We have been taking water for granted long enough

The resource crisis expands and deepens, and water remains a critical chokepoint. There’s cause for concern, but technology, sustainable policies and growing social awareness are powerful drivers that give us every reason to be hopeful.

The problem

Source: ESGS via Wikipedia

All living beings need water, including us. But not all water is usable by humans, and even that fraction is getting smaller.

The data is clear: only 2.5% of all water on the planet is freshwater, and of that, most of it is trapped in ice form [Wikipedia]. Global warming, along with other consequences of anthropogenic climate change and activity (more frequent droughts and floods, widespread groundwater pollution) have put the spotlight on conservation and management of water resources.

And even then, many of us today are luckier than all of our ancestors. More people than ever enjoy the privilege of opening a tap and getting a stream of safe, clean water. But this is by no means a given: 2.1 billion people still have no access to safely managed drinking water [WHO], and freshwater resources are becoming increasingly scarce or too polluted for human uses, including agriculture. This poses an enormous challenge (environmental and social) that has to be addressed both globally and locally.

Systemic thinking, small gestures

One of the big, recurring debates in sustainability is the relative effect of small, everyday gestures by ordinary citizens: separating waste, saving energy, using public transportation, wasting less water. The cumulative effect of millions of people taking small steps to reduce their pressure on the planet’s resources is undeniably significant. Yet critics argue, correctly, that this will never be enough while current social and economic systems remain focused on a linear, extractive approach; the way of thinking that has driven human progress since the Industrial Revolution needs to be completely overhauled .

Both positions are valid, and necessary.
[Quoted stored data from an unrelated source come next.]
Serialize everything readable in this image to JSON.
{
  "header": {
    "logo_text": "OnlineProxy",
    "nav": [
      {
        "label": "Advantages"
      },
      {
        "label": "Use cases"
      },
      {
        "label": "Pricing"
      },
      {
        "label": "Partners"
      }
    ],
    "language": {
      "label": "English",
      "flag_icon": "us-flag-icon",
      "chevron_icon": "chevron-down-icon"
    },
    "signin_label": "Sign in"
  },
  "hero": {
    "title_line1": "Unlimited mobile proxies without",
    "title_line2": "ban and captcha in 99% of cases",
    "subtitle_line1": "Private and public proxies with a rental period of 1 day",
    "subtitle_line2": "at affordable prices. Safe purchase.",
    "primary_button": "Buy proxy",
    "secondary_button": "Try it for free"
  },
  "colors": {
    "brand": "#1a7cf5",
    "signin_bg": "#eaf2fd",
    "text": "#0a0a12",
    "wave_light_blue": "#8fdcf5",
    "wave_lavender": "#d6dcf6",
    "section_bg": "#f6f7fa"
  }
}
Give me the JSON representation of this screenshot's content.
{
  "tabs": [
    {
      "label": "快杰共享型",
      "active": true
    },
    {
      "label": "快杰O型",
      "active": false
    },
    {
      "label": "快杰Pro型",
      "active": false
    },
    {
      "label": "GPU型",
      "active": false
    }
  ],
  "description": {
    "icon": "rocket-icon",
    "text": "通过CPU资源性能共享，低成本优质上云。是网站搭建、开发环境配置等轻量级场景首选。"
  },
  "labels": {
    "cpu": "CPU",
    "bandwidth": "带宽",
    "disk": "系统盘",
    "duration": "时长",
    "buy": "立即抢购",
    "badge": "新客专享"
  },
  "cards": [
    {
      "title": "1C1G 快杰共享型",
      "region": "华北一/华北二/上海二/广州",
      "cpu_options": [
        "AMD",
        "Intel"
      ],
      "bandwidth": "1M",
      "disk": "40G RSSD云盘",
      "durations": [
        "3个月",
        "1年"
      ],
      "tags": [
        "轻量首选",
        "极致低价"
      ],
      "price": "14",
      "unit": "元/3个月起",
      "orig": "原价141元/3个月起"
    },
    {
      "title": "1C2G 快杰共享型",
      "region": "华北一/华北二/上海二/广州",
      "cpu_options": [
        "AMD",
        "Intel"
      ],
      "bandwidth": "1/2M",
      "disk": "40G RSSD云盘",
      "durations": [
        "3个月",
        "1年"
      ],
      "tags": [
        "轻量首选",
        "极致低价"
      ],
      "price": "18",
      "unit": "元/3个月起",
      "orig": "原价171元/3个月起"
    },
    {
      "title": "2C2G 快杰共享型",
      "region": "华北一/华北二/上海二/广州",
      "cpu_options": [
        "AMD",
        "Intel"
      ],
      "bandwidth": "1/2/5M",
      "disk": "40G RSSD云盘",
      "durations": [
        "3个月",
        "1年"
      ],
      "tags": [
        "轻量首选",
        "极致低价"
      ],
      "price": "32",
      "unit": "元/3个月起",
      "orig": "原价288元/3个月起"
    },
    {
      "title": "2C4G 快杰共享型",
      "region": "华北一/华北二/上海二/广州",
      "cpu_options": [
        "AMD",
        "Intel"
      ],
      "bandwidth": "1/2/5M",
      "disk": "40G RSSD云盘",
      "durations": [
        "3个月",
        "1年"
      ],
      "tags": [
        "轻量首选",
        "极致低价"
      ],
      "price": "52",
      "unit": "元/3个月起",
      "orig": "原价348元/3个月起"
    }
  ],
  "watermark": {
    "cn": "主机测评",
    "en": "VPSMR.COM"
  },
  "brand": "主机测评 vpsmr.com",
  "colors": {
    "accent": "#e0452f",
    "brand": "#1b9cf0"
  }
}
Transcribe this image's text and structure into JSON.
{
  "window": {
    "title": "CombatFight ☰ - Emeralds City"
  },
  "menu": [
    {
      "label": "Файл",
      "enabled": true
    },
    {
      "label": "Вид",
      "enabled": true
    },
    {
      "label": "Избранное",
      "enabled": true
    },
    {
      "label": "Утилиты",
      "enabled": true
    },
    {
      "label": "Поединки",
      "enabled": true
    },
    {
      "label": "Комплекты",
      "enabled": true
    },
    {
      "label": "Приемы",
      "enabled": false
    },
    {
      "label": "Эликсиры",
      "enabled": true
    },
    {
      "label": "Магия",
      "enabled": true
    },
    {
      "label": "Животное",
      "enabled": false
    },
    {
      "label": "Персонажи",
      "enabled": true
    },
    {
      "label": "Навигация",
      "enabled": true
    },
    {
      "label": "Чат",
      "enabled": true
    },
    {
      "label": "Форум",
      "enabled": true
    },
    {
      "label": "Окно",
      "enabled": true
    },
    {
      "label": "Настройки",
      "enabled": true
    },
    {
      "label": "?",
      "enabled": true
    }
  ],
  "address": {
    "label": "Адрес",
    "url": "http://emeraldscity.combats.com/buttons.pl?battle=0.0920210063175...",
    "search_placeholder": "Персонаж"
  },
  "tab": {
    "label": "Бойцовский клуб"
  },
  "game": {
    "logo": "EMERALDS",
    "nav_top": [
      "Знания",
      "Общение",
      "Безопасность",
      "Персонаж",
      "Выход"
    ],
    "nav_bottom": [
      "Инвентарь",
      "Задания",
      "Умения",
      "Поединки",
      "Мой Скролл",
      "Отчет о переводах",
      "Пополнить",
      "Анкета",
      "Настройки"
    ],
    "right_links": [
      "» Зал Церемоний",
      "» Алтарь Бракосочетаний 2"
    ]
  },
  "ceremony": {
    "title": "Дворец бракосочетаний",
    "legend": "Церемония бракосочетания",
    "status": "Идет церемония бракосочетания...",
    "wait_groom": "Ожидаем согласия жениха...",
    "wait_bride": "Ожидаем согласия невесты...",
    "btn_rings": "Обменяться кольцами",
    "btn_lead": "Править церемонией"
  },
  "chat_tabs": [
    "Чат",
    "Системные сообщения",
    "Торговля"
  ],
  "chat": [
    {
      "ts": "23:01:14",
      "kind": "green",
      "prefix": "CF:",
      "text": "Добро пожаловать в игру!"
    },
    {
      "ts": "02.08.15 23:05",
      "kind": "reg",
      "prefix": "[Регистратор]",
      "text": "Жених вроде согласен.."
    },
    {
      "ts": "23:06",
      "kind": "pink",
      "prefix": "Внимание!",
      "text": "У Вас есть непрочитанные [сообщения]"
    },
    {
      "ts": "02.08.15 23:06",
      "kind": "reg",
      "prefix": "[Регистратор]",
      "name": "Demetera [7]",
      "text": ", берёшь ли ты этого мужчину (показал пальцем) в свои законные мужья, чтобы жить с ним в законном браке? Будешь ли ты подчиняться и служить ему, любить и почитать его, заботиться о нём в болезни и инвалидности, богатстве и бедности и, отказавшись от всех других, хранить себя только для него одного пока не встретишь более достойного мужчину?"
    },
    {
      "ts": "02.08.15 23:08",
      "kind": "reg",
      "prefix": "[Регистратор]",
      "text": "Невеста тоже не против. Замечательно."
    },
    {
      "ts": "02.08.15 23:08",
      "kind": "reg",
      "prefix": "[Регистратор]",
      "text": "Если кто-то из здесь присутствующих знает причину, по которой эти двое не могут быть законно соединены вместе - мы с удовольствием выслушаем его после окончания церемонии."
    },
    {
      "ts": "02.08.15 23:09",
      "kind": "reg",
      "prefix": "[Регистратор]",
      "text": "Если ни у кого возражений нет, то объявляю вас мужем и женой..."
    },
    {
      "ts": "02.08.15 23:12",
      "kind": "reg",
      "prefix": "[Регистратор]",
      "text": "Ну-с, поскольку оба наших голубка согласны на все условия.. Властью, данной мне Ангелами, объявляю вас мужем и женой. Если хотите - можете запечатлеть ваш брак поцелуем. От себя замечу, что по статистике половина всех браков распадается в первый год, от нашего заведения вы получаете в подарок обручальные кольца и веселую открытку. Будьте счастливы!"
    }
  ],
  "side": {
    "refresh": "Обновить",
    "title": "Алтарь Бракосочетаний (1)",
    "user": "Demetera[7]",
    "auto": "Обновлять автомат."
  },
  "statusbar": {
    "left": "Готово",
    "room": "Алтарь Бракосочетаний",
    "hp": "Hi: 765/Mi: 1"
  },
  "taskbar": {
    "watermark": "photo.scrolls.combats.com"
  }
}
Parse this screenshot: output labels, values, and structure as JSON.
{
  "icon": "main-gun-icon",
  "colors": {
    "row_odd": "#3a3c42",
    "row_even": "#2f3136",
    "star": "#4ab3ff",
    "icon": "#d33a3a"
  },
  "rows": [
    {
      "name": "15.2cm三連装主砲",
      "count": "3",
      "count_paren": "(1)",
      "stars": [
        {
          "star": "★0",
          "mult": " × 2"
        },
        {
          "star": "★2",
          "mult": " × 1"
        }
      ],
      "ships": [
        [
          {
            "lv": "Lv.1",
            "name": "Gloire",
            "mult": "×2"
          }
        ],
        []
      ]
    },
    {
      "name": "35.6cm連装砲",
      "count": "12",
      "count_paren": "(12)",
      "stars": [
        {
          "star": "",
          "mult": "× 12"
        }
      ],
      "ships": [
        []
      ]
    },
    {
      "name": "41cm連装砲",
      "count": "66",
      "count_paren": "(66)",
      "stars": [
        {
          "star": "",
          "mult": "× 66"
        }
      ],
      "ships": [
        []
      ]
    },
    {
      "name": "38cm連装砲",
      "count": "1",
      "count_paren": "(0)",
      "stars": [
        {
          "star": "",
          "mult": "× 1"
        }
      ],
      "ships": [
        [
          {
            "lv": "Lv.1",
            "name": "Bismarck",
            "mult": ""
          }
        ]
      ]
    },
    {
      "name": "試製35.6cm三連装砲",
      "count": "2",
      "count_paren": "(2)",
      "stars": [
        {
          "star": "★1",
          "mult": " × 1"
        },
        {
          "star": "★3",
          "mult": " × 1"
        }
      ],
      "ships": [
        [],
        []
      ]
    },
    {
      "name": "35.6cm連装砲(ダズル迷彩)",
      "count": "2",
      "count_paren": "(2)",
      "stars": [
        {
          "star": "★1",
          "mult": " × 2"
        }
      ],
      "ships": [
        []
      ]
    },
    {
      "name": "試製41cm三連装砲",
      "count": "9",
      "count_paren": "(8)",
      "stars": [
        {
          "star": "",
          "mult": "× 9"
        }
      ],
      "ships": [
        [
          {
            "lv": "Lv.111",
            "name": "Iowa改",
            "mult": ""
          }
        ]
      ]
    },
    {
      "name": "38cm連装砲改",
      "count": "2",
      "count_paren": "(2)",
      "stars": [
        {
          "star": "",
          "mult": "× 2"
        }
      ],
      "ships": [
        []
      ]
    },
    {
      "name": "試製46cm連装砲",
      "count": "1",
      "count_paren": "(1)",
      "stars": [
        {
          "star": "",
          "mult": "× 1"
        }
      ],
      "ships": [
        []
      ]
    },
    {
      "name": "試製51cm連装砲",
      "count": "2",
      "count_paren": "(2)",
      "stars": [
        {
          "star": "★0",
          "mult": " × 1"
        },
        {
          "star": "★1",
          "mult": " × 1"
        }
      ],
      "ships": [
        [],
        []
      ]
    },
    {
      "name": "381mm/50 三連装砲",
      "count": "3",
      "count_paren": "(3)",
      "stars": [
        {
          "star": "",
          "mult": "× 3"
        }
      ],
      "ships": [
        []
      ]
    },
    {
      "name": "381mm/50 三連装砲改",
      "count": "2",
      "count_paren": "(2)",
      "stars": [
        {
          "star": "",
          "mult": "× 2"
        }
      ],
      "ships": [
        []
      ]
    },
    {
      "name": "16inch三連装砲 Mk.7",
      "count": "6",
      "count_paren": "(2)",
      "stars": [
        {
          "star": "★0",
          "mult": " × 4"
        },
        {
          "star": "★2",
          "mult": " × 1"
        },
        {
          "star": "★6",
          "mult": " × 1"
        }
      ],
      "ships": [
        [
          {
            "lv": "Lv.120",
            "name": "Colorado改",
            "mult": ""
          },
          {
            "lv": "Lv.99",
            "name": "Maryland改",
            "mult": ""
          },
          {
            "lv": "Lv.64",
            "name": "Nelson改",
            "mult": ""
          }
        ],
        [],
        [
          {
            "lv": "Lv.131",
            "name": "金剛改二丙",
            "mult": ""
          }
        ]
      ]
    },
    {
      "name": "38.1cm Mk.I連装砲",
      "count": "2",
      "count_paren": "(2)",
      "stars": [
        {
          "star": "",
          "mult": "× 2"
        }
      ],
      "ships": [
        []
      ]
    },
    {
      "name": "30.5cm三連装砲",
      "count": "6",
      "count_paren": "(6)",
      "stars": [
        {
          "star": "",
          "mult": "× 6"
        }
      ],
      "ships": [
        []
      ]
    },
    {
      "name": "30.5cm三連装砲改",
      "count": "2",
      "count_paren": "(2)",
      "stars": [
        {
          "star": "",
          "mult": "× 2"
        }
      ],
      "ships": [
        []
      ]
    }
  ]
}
Small, individual gestures are useful when widespread, and systemic change is crucially important. Neither will happen overnight, and mistakes will be made along the way. That’s no excuse to stay still.

“If you think education is expensive, try ignorance”, goes the adage (authorship disputed). You could say the same about sustainability: if you think the measures are inconvenient, try doing nothing. We know what happens when we do nothing. We’re living with the consequences today.

Start somewhere

Paralysis is not an option. So, what do we do? Let’s look at one symbolic, but significant, example.

The hospitality sector was among the first to apply water-saving measures that involved guests directly, by encouraging them not to request fresh towels every day. It was no doubt one of many saving measures adopted behind the scenes, but this one was public, direct and simple: a low-effort, highly visible way to save on water and energy costs: something most of us already do at home without thinking twice.

The measure was received with a mixture of irritation and tepid praise, but it’s now quite widespread, and many guests accept it without a second thought. It’s not a systemic change. It’s not going to move the needle significantly on global water availability. It’s just a first step, of course.

But it’s an important one.

It’s explicit. It’s clear. It’s easy to do, and not even particularly inconvenient. Its main value, though, isn’t how effective it is in isolation; hotels and companies have far more powerful tools at their disposal to save, reuse and recycle water, and the technology keeps improving. What a gesture like this does is raise awareness and fight paralysis. Even when paired with more ambitious approaches, social awareness is a crucial first step for making change possible and making it stick.

Social awareness matters, both for small steps and systemic changes.

Water has been taken for granted long enough

Awareness of the severity of the problem is a starting point, but it’s a bleak place to stop.

Water management in the hospitality sector has gone far beyond a polite note in the room asking guests to save water, and it will doubtless go farther still: for water, and for other environmental and social sustainability issues. But that small, seemingly trivial gesture is worth highlighting, precisely because water is so often taken for granted.

There are few places where tap water fees actually reflect the real costs of purifying and transporting it; even in semi-arid climates, tap water is, excuse the expression, dirt-cheap. That’s convenient for consumers, of course, but municipalities and governing bodies are starting to adjust policies and pricing based on water stress and availability, and public awareness about water has skyrocketed in most countries.

UN Water scarcity map. Source: Researchgate

These technical, political and social drivers, working in unison, will allow water to be used responsibly, safely and equitably across the planet; something that can only benefit all populations and economic sectors.

In the case of water, we know the why, we know the how, and society is willing. In cases like this, optimism isn’t naïveté: it’s the only reasonable conclusion.